Le Magistrat ayant sçeu qu'elle approchoit, luy envoya des Députez à l'entrée du Territoire de la Ville. Ils furent suivis d'une Compagnie de Cavalerie & de plusieurs autres de Bourgeois. Elle arriva à la clarté des Flambeaux, avec la Garde dont je vous ay déja parlé, & six Carrosses à six Chevaux. Monsieur l'Electeur, estoit arrivé en poste incognito un moment auparavant, avec Mr le Duc Maximilien. Elle entra au bruit de plusieurs décharges de l'Artillerie, passa au travers d'une double haye d'Infanterie rangée sous les armes, & descendit à la Maison du Comte Fugger, qu'on avoit préparée pour son Logement. Les Magistrats vinrent l'y complimenter, & luy firent les Présens qu'on a accoûtumé de faire aux Reynes. Ce sont des Poissons vifs, des Barils de Vin d'Espagne & de Vin du Rhin, & des Chariots chargez d'Avoine. La Reyne Doüairiere de Pologne, Femme du Prince Charles de Lorraine, & le Duc de Neubourg, la visiterent le lendemain. Elle mangea ce jour-là en public, & alla voir l'Hôtel de Ville & quelques Eglises apres son dîné. Elle partit le jour suivant, & reçeut les mesmes honneurs à sa sortie qui luy avoient esté rendus à son entrée. Monsieur l'Electeur & Mr le Duc Maximilien, partirent en mesme temps qu'elle pour s'en retourner. Je vous ay déja fait connoistre que ce fut une feinte de l'Electeur, & que le Duc prit véritablement le chemin de Munic. Madame la Dauphine, en partant d’Ausbourg, prit la route d’Ulm & de Stutgard. Ce fut à Ulm que Mr l’Electeur son Frere se sépara d’elle. De là, elle se rendit à Tubinguen dans le Duché de Vitemberg, & fut défrayée dans toutes les Terres de ce Duché aux dépens du Païs, & accompagnée par le Duc Frideric Charles, qui en est Administrateur, & qui l'avoit reçeuë sur la Frontiere. Il luy donna le divertissement de la Chasse. Cette Princesse alla en suite à Oberkirck, où elle sejourna. Mr le Duc de Créquy avoit écrit le jour precédent une Lettre datée de Treudeltat, à Mr Quinsert Secretaire de la Ville de Strasbourg, dont voicy une Copie.
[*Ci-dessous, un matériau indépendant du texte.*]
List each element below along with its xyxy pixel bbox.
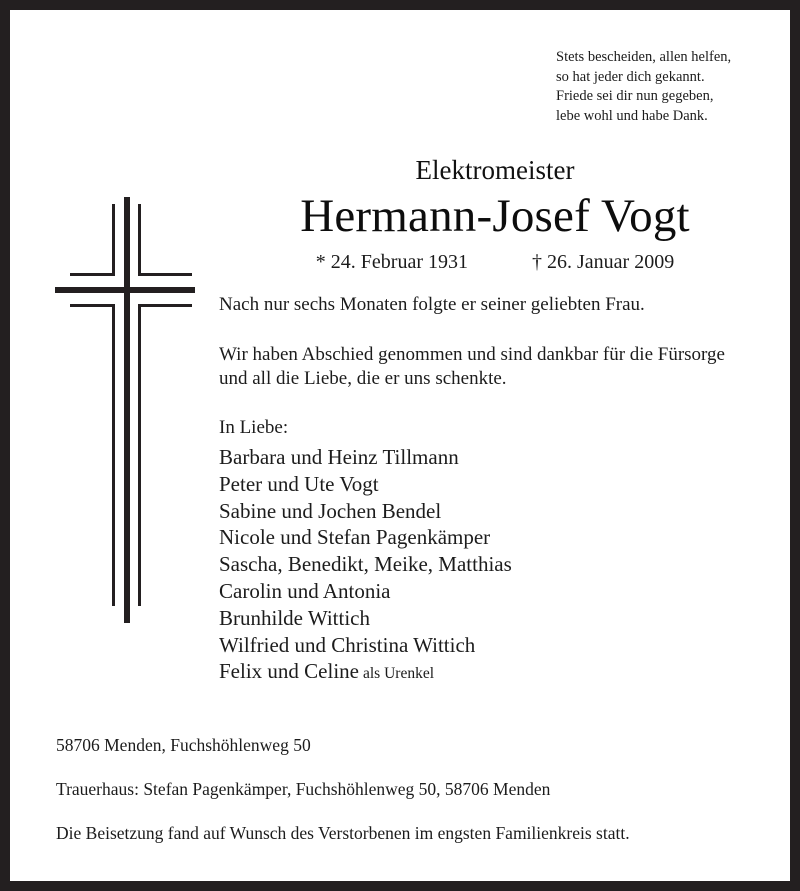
mourner-names: Felix und Celine xyxy=(219,659,359,684)
birth-date: * 24. Februar 1931 xyxy=(315,251,468,273)
mourner-names: Brunhilde Wittich xyxy=(219,605,370,630)
death-date: † 26. Januar 2009 xyxy=(532,251,675,273)
mourner-names: Sabine und Jochen Bendel xyxy=(219,498,442,523)
list-item xyxy=(219,498,779,525)
body-paragraph-2-line-1: Wir haben Abschied genommen und sind dankbar für die Fürsorge xyxy=(219,344,725,365)
poem-line-1: Stets bescheiden, allen helfen, xyxy=(556,49,732,65)
poem-line-2: so hat jeder dich gekannt. xyxy=(556,68,705,85)
poem-line-3: Friede sei dir nun gegeben, xyxy=(556,88,714,104)
list-item xyxy=(219,578,779,605)
mourners-list xyxy=(219,444,779,688)
profession-title: Elektromeister xyxy=(415,155,575,185)
cross-icon-shape xyxy=(46,186,206,636)
body-spacer-2 xyxy=(219,391,779,416)
address-line: 58706 Menden, Fuchshöhlenweg 50 xyxy=(56,735,311,755)
mourner-relation-note: als Urenkel xyxy=(363,665,435,683)
body-spacer-1 xyxy=(219,317,779,343)
mourner-names: Nicole und Stefan Pagenkämper xyxy=(219,525,491,550)
list-item xyxy=(219,551,779,578)
list-item xyxy=(219,524,779,551)
notice-page xyxy=(10,10,790,881)
mourning-house-line: Trauerhaus: Stefan Pagenkämper, Fuchshöhlenweg 50, 58706 Menden xyxy=(56,779,551,799)
body-paragraph-1: Nach nur sechs Monaten folgte er seiner geliebten Frau. xyxy=(219,294,645,315)
memorial-poem xyxy=(556,48,786,126)
list-item xyxy=(219,632,779,659)
notice-footer xyxy=(56,734,756,844)
list-item xyxy=(219,605,779,632)
list-item xyxy=(219,658,779,688)
salutation: In Liebe: xyxy=(219,417,289,438)
mourner-names: Barbara und Heinz Tillmann xyxy=(219,445,459,469)
life-dates xyxy=(200,249,790,275)
mourner-names: Carolin und Antonia xyxy=(219,578,391,603)
list-item xyxy=(219,444,779,471)
notice-body xyxy=(219,293,779,440)
mourner-names: Sascha, Benedikt, Meike, Matthias xyxy=(219,552,512,577)
list-item xyxy=(219,471,779,498)
mourner-names: Peter und Ute Vogt xyxy=(219,471,379,496)
body-paragraph-2-line-2: und all die Liebe, die er uns schenkte. xyxy=(219,368,507,389)
mourner-names: Wilfried und Christina Wittich xyxy=(219,632,476,657)
deceased-name: Hermann-Josef Vogt xyxy=(300,190,690,242)
burial-note-line: Die Beisetzung fand auf Wunsch des Verstorbenen im engsten Familienkreis statt. xyxy=(56,823,630,843)
poem-line-4: lebe wohl und habe Dank. xyxy=(556,107,708,124)
cross-icon xyxy=(46,186,206,636)
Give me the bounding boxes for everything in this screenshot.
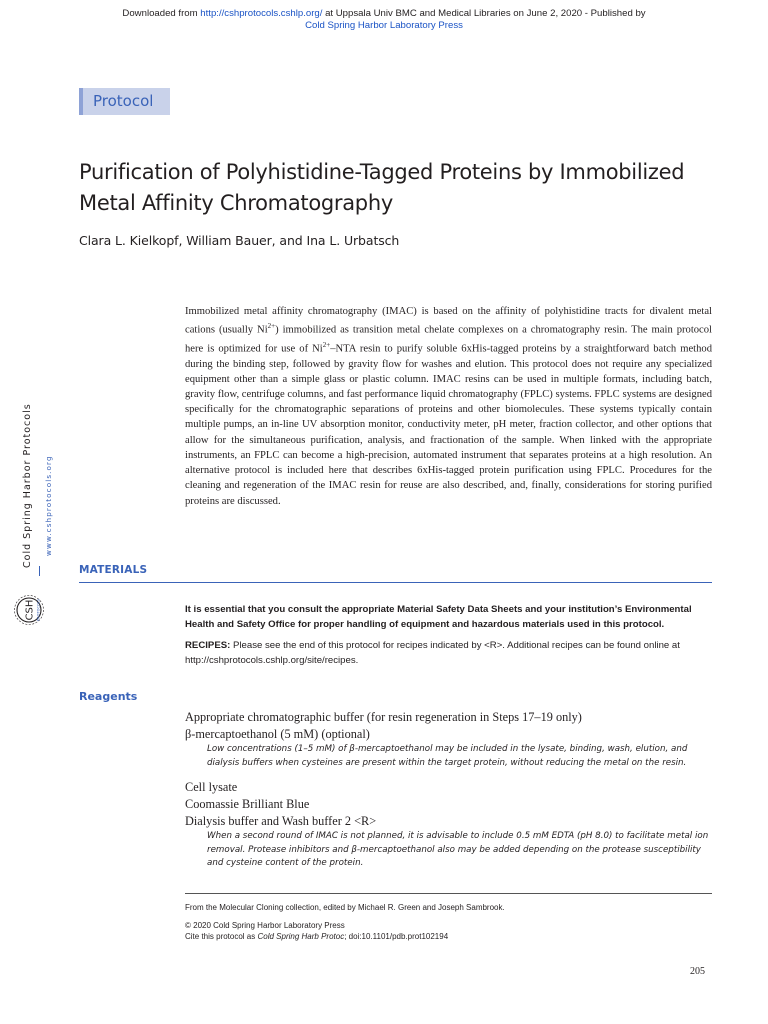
abstract-sup-1: 2+ bbox=[267, 322, 276, 331]
materials-heading: MATERIALS bbox=[79, 564, 148, 576]
download-notice-line-2 bbox=[0, 20, 768, 32]
abstract-part-2: ) immobilized as transition metal chelate complexes on a chromatography resin. The main protocol here is optimized for use of Ni bbox=[185, 324, 713, 355]
reagent-item: Dialysis buffer and Wash buffer 2 <R> bbox=[185, 814, 377, 828]
safety-notice: It is essential that you consult the appropriate Material Safety Data Sheets and your institution’s Environmental Health and Safety Office for proper handling of equipment and hazardous materials used in this protocol. bbox=[185, 604, 692, 630]
reagent-item: Coomassie Brilliant Blue bbox=[185, 797, 310, 811]
footer-collection: From the Molecular Cloning collection, edited by Michael R. Green and Joseph Sambrook. bbox=[185, 903, 505, 912]
reagents-heading: Reagents bbox=[79, 690, 138, 703]
abstract bbox=[185, 304, 712, 509]
download-suffix: at Uppsala Univ BMC and Medical Libraries on June 2, 2020 - Published by bbox=[322, 8, 646, 19]
download-prefix: Downloaded from bbox=[122, 8, 201, 19]
csh-logo-icon bbox=[14, 580, 44, 640]
reagent-item: Appropriate chromatographic buffer (for resin regeneration in Steps 17–19 only) bbox=[185, 710, 582, 724]
recipes-text: Please see the end of this protocol for recipes indicated by <R>. Additional recipes can be found online at http://cshprotocols.cshlp.org/site/recipes. bbox=[185, 640, 680, 666]
materials-rule bbox=[79, 582, 712, 583]
abstract-part-1: Immobilized metal affinity chromatography (IMAC) is based on the affinity of polyhistidine tracts for divalent metal cations (usually Ni bbox=[185, 306, 712, 336]
protocol-tag: Protocol bbox=[79, 88, 170, 115]
reagent-item: Cell lysate bbox=[185, 780, 238, 794]
abstract-sup-2: 2+ bbox=[322, 340, 331, 349]
cite-journal: Cold Spring Harb Protoc bbox=[257, 932, 345, 941]
sidebar-journal-name: Cold Spring Harbor Protocols bbox=[22, 403, 33, 568]
download-notice bbox=[0, 8, 768, 32]
cite-prefix: Cite this protocol as bbox=[185, 932, 258, 941]
page-number: 205 bbox=[690, 966, 705, 977]
abstract-part-3: –NTA resin to purify soluble 6xHis-tagged proteins by a straightforward batch method during the binding step, followed by gravity flow for washes and elution. This protocol does not require any specialized equipment other than a simple glass or plastic column. IMAC resins can be used in multiple formats, including batch, gravity flow, centrifuge columns, and fast performance liquid chromatography (FPLC) systems. FPLC systems are designed specifically for the chromatographic separations of proteins and other biomolecules. These systems typically contain multiple pumps, an in-line UV absorption monitor, conductivity meter, pH meter, fraction collector, and other options that allow for the simultaneous purification, analysis, and fractionation of the sample. When linked with the appropriate instruments, an FPLC can become a high-precision, automated instrument that separates proteins at a high resolution. An alternative protocol is included here that describes 6xHis-tagged protein purification using FPLC. Procedures for the cleaning and regeneration of the IMAC resin for reuse are also described, and, finally, considerations for storing purified proteins are discussed. bbox=[185, 343, 712, 507]
footer-rule bbox=[185, 893, 712, 894]
download-url-link[interactable]: http://cshprotocols.cshlp.org/ bbox=[200, 8, 323, 19]
reagent-note: When a second round of IMAC is not planned, it is advisable to include 0.5 mM EDTA (pH 8.0) to facilitate metal ion removal. Protease inhibitors and β-mercaptoethanol also may be added depending on the protease susceptibility and cysteine content of the protein. bbox=[207, 831, 709, 868]
footer-copyright: © 2020 Cold Spring Harbor Laboratory Press bbox=[185, 921, 345, 930]
recipes-note bbox=[185, 639, 715, 668]
sidebar-divider bbox=[39, 566, 40, 576]
logo-text: CSH bbox=[24, 599, 36, 621]
recipes-label: RECIPES: bbox=[185, 640, 231, 651]
sidebar-website-link[interactable]: www.cshprotocols.org bbox=[44, 455, 53, 556]
authors: Clara L. Kielkopf, William Bauer, and Ina L. Urbatsch bbox=[79, 233, 400, 248]
publisher-link[interactable]: Cold Spring Harbor Laboratory Press bbox=[305, 20, 463, 31]
footer-citation bbox=[185, 932, 448, 942]
reagent-item: β-mercaptoethanol (5 mM) (optional) bbox=[185, 727, 370, 741]
reagent-note: Low concentrations (1–5 mM) of β-mercaptoethanol may be included in the lysate, binding, wash, elution, and dialysis buffers when cysteines are present within the target protein, without reducing the metal on the resin. bbox=[207, 744, 688, 768]
logo-subtext: PROTOCOLS bbox=[36, 598, 41, 622]
download-notice-line-1 bbox=[0, 8, 768, 20]
cite-doi: ; doi:10.1101/pdb.prot102194 bbox=[344, 932, 449, 941]
article-title: Purification of Polyhistidine-Tagged Proteins by Immobilized Metal Affinity Chromatography bbox=[79, 160, 685, 215]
À Treudeltat ce 18. Fevrier 1680.

Monsieur, je vous donne avis que Madame la Dauphine doit arriver à Strasbourg le 21. de ce mois, afin que vous avertissiez Messieurs du Sénat & du Magistrat, qu'ils ayent à la recevoir de la mesme maniere, que si l'Impératrice y passoit. La Présente n'estant à autre fin, je me contenteray de vous assurer, que je suis,
Vostre affectionné à vous servir.

Madame la Dauphine arriva à Strasbourg le jour marqué dans la Lettre de Mr de Créquy. Elle y entra à trois heures apres midy, & fut reçeuë comme on l'avoit souhaité. Mrs de Strasbourg avoient fait ranger toute leur Infanterie en haye, seulement du costé droit, & en quatre rangs. Elle s'étendoit depuis la Porte jusques au lieu où Madame la Dauphine devoit loger.

Les Magistrats sortient de la Ville sur les dix heures du matin, avec six ou sept cens Chevaux, & l'allérent recevoir dans l'ordre qui suit, sur le bord du Pont de Kinsic, commencement de leur Territoire, qui n'est pas fort éloigné du Pont du Rhin.
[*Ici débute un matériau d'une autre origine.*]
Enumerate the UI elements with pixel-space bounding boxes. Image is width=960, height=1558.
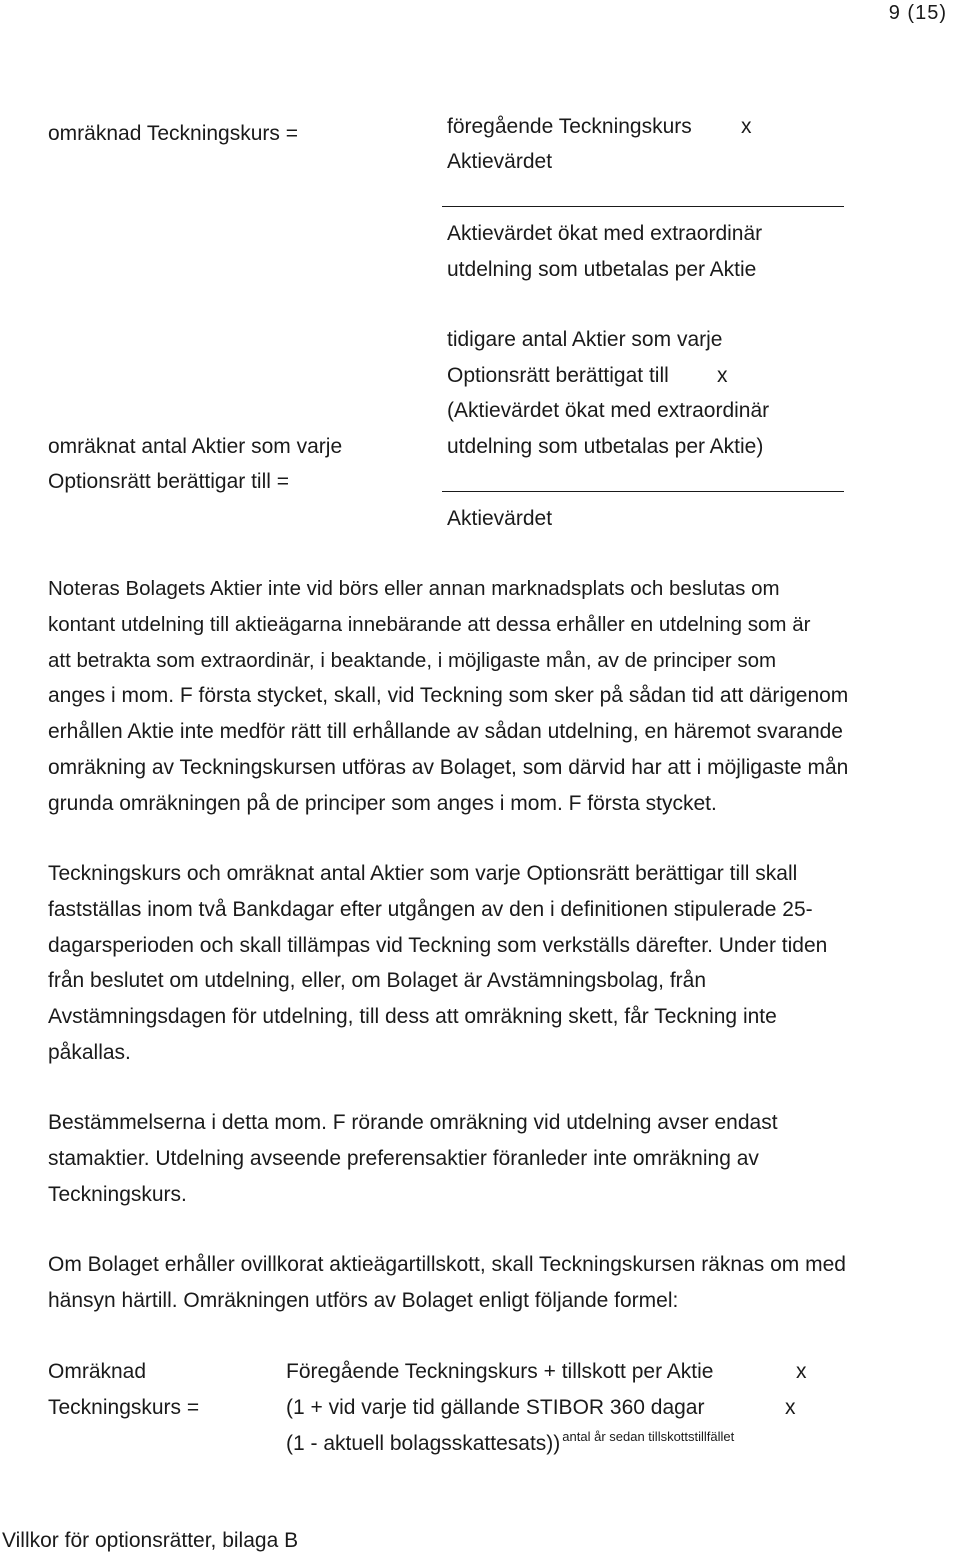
- text-line: anges i mom. F första stycket, skall, vid Teckning som sker på sådan tid att därigenom: [48, 684, 849, 708]
- text-line: hänsyn härtill. Omräkningen utförs av Bolaget enligt följande formel:: [48, 1288, 679, 1312]
- text-line: dagarsperioden och skall tillämpas vid Teckning som verkställs därefter. Under tiden: [48, 933, 828, 957]
- text-line: Avstämningsdagen för utdelning, till dess att omräkning skett, får Teckning inte: [48, 1005, 777, 1029]
- formula-numerator-line: tidigare antal Aktier som varje: [447, 328, 723, 351]
- formula-line: (1 + vid varje tid gällande STIBOR 360 dagar: [286, 1396, 705, 1419]
- formula-lhs: omräknat antal Aktier som varje: [48, 435, 343, 458]
- multiply-sign: x: [785, 1396, 796, 1419]
- text-line: erhållen Aktie inte medför rätt till erhållande av sådan utdelning, en häremot svarande: [48, 720, 843, 744]
- text-line: från beslutet om utdelning, eller, om Bolaget är Avstämningsbolag, från: [48, 969, 707, 993]
- multiply-sign: x: [796, 1360, 807, 1383]
- formula-numerator-line: Aktievärdet: [447, 150, 553, 173]
- paragraph-ordinary-shares: [48, 1105, 960, 1212]
- formula-lhs: Optionsrätt berättigar till =: [48, 470, 290, 493]
- fraction-bar: [442, 491, 844, 492]
- formula-base: (1 - aktuell bolagsskattesats)): [286, 1432, 561, 1455]
- formula-line: [286, 1426, 734, 1464]
- text-line: Om Bolaget erhåller ovillkorat aktieägartillskott, skall Teckningskursen räknas om med: [48, 1253, 846, 1276]
- formula-denominator-line: utdelning som utbetalas per Aktie: [447, 258, 757, 281]
- formula-lhs: omräknad Teckningskurs =: [48, 122, 298, 145]
- formula-lhs: Omräknad: [48, 1360, 147, 1383]
- multiply-sign: x: [741, 115, 752, 138]
- text-line: omräkning av Teckningskursen utföras av Bolaget, som därvid har att i möjligaste mån: [48, 755, 849, 779]
- formula-numerator-line: utdelning som utbetalas per Aktie): [447, 435, 764, 458]
- text-line: Teckningskurs och omräknat antal Aktier som varje Optionsrätt berättigar till skall: [48, 862, 798, 885]
- paragraph-determination-timing: [48, 856, 960, 1071]
- formula-denominator-line: Aktievärdet: [447, 507, 553, 530]
- formula-line: Föregående Teckningskurs + tillskott per Aktie: [286, 1360, 714, 1383]
- text-line: påkallas.: [48, 1040, 131, 1064]
- text-line: att betrakta som extraordinär, i beaktande, i möjligaste mån, av de principer som: [48, 648, 777, 672]
- text-line: Noteras Bolagets Aktier inte vid börs eller annan marknadsplats och beslutas om: [48, 577, 780, 600]
- paragraph-shareholder-contribution: [48, 1247, 960, 1319]
- formula-numerator-line: (Aktievärdet ökat med extraordinär: [447, 399, 770, 422]
- formula-exponent: antal år sedan tillskottstillfället: [562, 1429, 735, 1444]
- text-line: grunda omräkningen på de principer som anges i mom. F första stycket.: [48, 791, 717, 815]
- text-line: stamaktier. Utdelning avseende preferensaktier föranleder inte omräkning av: [48, 1146, 759, 1170]
- text-line: Teckningskurs.: [48, 1182, 187, 1206]
- text-line: kontant utdelning till aktieägarna innebärande att dessa erhåller en utdelning som är: [48, 612, 811, 636]
- formula-numerator-line: Optionsrätt berättigat till: [447, 364, 669, 387]
- page-number: 9 (15): [888, 2, 947, 24]
- footer: Villkor för optionsrätter, bilaga B: [2, 1529, 299, 1552]
- multiply-sign: x: [717, 364, 728, 387]
- formula-lhs: Teckningskurs =: [48, 1396, 200, 1419]
- text-line: fastställas inom två Bankdagar efter utgången av den i definitionen stipulerade 25-: [48, 897, 813, 921]
- fraction-bar: [442, 206, 844, 207]
- formula-numerator-line: föregående Teckningskurs: [447, 115, 692, 138]
- formula-denominator-line: Aktievärdet ökat med extraordinär: [447, 222, 763, 245]
- paragraph-extraordinary-dividend: [48, 571, 960, 822]
- text-line: Bestämmelserna i detta mom. F rörande omräkning vid utdelning avser endast: [48, 1111, 778, 1134]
La Compagnie Colonesse sortit la premiere, en tres-bon ordre. Elle estoit de plus de deux cens cinquiante Chevaux. L'ammeister ou Bourgemestre, sortit en suite à cheval, accompagné de quatre Gardes à pieds, avec des Casaques bleuës. Il fut suivy de vingt-quatre Enfans des plus considérables Maisons de la Ville, parfaitement bien montez, & fort bien vestus. Derriere eux, marchoit un Carrosse à six Chevaux, qui menoit les Magistrats. Deux autres Compagnies de trois à quatre cens Chevaux, marcherent en suite. Il y en avoit une troisiéme composée des Gentilhommes Etrangers, qui étudient dans l'Université de Strasbourg. Chaque Compagnie avoit sa Livrée particuliere; & les crins, estoient garnis & tressez de Ruban.
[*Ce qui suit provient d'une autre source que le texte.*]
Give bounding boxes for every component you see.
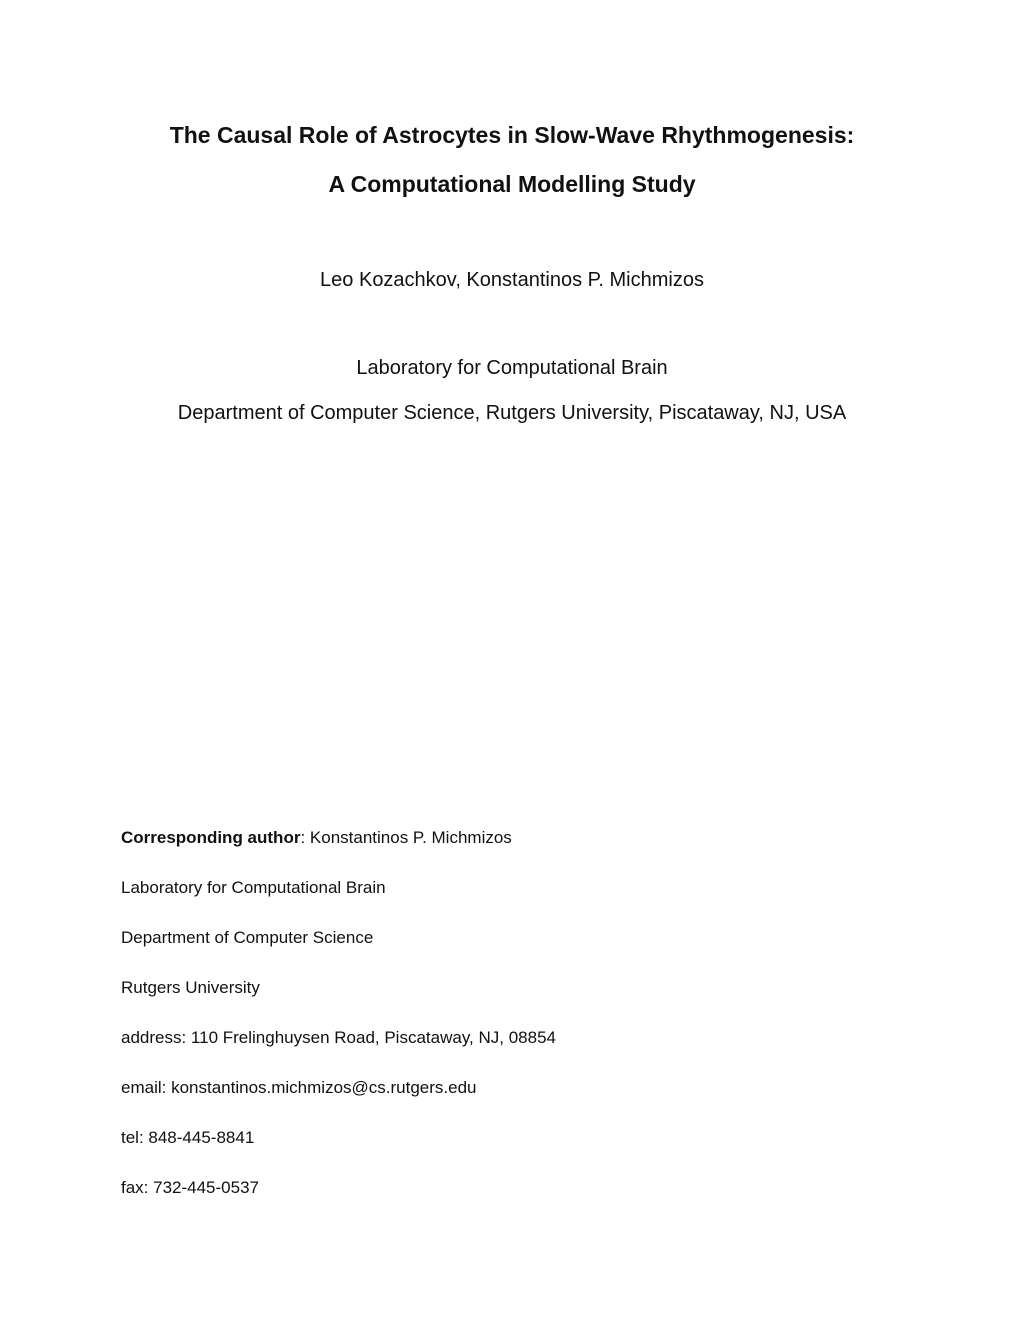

Les magistrats de Strasbourg firent leurs Complimens à Madame la Dauphine au bout du Pont de Kinsic. Elle estoit dans une petite Caleche, & y demeura jusqu'à la sortie du Pont du Rhin, où elle trouva son Carrosse attelé de six beaux Chevaux noirs. Elle y entra seule, & continua de marcher. Les Gardes & les Gensdarmes qui l'avoient suivie depuis Munic, avec quelques Troupes d'Infanterie tres-lestes, estoient avec elle. Dés qu'elle fut arrivée au Lieu qu'on avoit préparé pour son Logement, on luy présenta un petit Cofre de filigrane, fort artistiquement travaillé, avec une Boëte d'or, dans laquelle estoit une Médaille aussi d'or, épaisse d'un demy doigt, & grande comme la paume de la main. D'un costé de la Médaille estoit la Ville de Strasbourg, & de l'autre, les Armes de vingt Tribus, qui sont les vingt Corps des Marchands. On donna à Mr de Créquy, des Poissons, du Vin, & de l'Avoine. Ce sont les Présens ordinaires que la Ville fait aux Electeurs. On tira trente Pieces de Canon, à trois reprises, demy-heure apres l'Entrée de Madame la Dauphine, qui l'avoit ainsi voulu. Les Princes voisins se rendirent à Strasbourg avec un Train magnifique, & eurent l'honneur de l'y salüer. Mr le Baron de Mercy y vint aussi. Elle partit le lendemain au bruit du Canon, dans le mesme ordre, & avec les mesmes cerémonies, & fut conduite par les Magistrats jusques à la fin de leur Territoire.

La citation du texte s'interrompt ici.